K2 Cinch CTS Snowboard Binding - Free Shipping! from Dogfunk.com
Maybe? they likem alot.


----------



## Guest (Jan 9, 2008)

well i usually go with a 14 hr lift ticket..haha so..i have the time to waste..ill check em out. a bud of mine tried out some k2's at demo day last weekend..but im not sure the type.


----------



## Guest (Jan 9, 2008)

i might actually go with the rome 390s. forgot about them..and cheap!..er


----------



## Guest (Jan 9, 2008)

rome 390s, no question about it. they were ranked best binding under 200 by transworld, and highly recommended by shop riders. please, help yourself and pick up the 390s.

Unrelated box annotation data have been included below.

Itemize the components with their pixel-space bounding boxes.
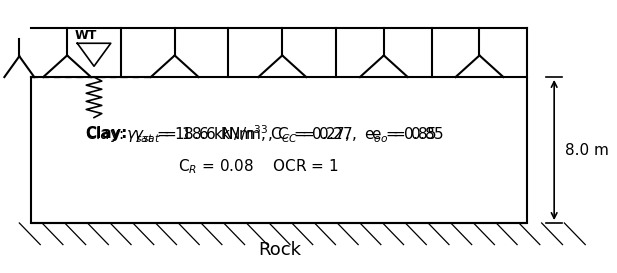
Text: Rock: Rock xyxy=(258,241,300,259)
Text: $\gamma_{sat}$ = 18.6 kN/m$^3$, C$_C$ = 0.27,   e$_o$ = 0.85: $\gamma_{sat}$ = 18.6 kN/m$^3$, C$_C$ = … xyxy=(126,123,437,145)
Text: 8.0 m: 8.0 m xyxy=(565,143,609,158)
Text: C$_R$ = 0.08    OCR = 1: C$_R$ = 0.08 OCR = 1 xyxy=(178,157,338,176)
Text: Clay:: Clay: xyxy=(85,126,128,141)
Text: Clay:  $\gamma_{sat}$ = 18.6 kN/m$^3$, C$_C$ = 0.27,   e$_o$ = 0.85: Clay: $\gamma_{sat}$ = 18.6 kN/m$^3$, C$… xyxy=(85,123,444,145)
Text: WT: WT xyxy=(74,29,97,42)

edit: yeeeeeeeahhh!! we posted at the same time too, it's like you saw me typing the message


----------



## Guest (Jan 9, 2008)

im behind you


----------



## Guest (Jan 9, 2008)

nateeeeeeeee said:


> im behind you


....YIKES!


----------



## Guest (Jan 9, 2008)

ROME 390's NO DOUBT ABOUT IT


----------



## lisevolution (Sep 20, 2007)

check out the Ride Delta MVMT's also and the Union Cadet DLX


----------



## Guest (Jan 9, 2008)

I have a pass too i just like to get out there as fast as possible. im a lil impatient when im snowboarding.
http://www.rome390.com/images/390rust.jpg
Those ones are lookin sick and the green and black are too.


----------



## lisevolution (Sep 20, 2007)

check out the LE's also in the 390


----------